W lipnowskich sklepach Biedronki i Lidla w odstępie kilku dni jedna z klientek trafiła na wykałaczki wbite w banany zakupione w tych placówkach. Według „Gazety Pomorskiej” kobieta natychmiast po dokonaniu odkrycia zgłosiła przypadki kierownikom obu placówek. Wykałaczki wbite były w końcówki bananów i stwarzały zagrożenie – podczas konsumpcji owocu wykałaczką ukłuła się córka zgłaszającej sprawę kobiety.
Według „Gazety Pomorskiej”, która pierwsza napisała o sprawie, pechowa klientka była jedyną osobą zgłaszającą taki problem w obu sklepach. Nie oznacza to jednak, że sieci handlowe nie podeszły do sprawy poważnie. Jeronimo Martins Polska, właściciel sieci Biedronka, informowało „Gazetę Pomorską”, że do weryfikacji sprawy zabrało się od razu i zebrało od klientki wszystkie niezbędne informacje mające ustalić numer partii i dostawcę pechowych bananów. „Jesteśmy zdeterminowani, by w pełni wyjaśnić sytuację” – twierdziła Biedronka cytowana przez „Gazetę Pomorską”.
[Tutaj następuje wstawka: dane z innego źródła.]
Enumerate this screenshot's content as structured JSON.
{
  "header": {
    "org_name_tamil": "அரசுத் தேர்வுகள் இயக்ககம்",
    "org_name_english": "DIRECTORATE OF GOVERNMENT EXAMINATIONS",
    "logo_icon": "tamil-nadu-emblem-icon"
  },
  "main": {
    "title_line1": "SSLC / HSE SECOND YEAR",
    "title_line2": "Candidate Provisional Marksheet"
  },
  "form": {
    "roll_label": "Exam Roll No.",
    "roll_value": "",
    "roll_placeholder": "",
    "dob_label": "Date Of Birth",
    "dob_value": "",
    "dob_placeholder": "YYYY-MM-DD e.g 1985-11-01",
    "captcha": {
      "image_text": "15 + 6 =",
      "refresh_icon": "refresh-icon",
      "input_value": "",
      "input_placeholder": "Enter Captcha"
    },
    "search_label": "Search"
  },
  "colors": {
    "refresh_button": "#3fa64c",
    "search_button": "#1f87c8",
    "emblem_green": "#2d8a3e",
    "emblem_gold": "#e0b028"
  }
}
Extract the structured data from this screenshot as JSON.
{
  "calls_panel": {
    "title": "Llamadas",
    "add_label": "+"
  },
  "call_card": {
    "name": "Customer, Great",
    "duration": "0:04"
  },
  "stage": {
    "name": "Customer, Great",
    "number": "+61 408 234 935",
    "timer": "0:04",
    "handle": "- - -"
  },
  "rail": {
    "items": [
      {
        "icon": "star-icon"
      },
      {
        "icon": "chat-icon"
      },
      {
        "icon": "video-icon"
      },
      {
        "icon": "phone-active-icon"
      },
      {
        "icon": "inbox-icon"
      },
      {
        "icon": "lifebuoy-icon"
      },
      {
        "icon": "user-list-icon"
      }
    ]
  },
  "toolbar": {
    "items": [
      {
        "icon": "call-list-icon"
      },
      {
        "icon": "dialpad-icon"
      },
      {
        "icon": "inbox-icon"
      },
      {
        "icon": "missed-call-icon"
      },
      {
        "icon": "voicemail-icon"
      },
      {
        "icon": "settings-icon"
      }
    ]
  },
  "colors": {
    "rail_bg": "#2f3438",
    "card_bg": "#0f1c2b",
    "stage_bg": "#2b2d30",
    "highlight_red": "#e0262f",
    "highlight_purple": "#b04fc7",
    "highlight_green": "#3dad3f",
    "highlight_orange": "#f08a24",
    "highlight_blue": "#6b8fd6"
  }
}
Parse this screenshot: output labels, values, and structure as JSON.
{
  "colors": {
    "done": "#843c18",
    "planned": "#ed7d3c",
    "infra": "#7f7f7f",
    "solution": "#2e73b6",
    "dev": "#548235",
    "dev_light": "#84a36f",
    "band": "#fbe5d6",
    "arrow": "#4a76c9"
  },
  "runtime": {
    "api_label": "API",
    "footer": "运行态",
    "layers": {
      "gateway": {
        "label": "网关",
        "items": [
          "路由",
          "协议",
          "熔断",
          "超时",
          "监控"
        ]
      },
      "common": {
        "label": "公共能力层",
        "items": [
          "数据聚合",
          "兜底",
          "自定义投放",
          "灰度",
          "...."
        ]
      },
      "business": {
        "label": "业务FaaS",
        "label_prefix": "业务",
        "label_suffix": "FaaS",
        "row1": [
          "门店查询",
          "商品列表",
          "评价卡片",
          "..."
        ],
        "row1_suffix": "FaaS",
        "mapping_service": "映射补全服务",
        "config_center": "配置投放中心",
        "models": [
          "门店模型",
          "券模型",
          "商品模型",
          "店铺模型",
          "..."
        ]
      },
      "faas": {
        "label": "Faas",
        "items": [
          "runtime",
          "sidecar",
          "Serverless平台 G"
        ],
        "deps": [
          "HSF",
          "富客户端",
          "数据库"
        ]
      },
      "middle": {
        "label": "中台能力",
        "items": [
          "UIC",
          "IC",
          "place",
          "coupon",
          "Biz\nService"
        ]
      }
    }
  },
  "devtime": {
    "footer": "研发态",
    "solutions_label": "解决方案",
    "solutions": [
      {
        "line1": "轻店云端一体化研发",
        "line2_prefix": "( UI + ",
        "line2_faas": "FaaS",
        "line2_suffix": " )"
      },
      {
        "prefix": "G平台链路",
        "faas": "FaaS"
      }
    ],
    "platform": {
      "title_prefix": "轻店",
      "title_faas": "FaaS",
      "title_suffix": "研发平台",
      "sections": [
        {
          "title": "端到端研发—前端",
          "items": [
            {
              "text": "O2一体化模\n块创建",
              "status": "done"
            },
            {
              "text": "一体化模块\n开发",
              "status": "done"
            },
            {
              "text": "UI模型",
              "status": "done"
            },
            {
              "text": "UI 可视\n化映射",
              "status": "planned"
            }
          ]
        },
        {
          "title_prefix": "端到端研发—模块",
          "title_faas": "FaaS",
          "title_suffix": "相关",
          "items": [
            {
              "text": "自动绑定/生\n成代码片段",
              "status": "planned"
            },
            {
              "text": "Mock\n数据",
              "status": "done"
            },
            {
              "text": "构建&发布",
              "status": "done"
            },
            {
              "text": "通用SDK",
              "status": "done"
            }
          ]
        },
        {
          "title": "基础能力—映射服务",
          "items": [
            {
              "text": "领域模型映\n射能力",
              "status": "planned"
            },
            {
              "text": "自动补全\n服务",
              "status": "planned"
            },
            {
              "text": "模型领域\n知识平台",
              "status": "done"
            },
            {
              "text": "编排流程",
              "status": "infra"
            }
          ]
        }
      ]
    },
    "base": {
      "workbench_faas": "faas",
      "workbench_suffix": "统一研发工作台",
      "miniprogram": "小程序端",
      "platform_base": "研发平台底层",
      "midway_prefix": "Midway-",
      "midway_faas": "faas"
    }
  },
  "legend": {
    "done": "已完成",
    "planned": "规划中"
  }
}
Czytaj także: Biedronka rozda 35 tys. voucherów na zakupy. Zmusił ją UOKiK
Również Lidl nie zamierza przejść do porządku dziennego nad wykałaczkami w bananach. W odpowiedzi na pytanie „Rzeczpospolitej” dotyczące tego pechowego przypadku poinformował, między innymi, że przegląda zapisy monitoringu.
- Dotychczas otrzymaliśmy wyłącznie jedno zgłoszenie dotyczące takiej sytuacji. Nawiązaliśmy kontakt z klientką i podziękowaliśmy jej za sygnał. Pracownicy sklepu skontrolowali partię bananów pod kątem tego zgłoszenia – w żadnym nie znaleźli wykałaczek. Bardzo zależy nam na wyjaśnieniu sprawy, dlatego analizujemy to zdarzenie – m.in. sprawdzamy zapis z monitoringu – i szukamy jego przyczyny – mówi Aleksandra Robaszkiewicz, Communications Manager w Lidl Polska.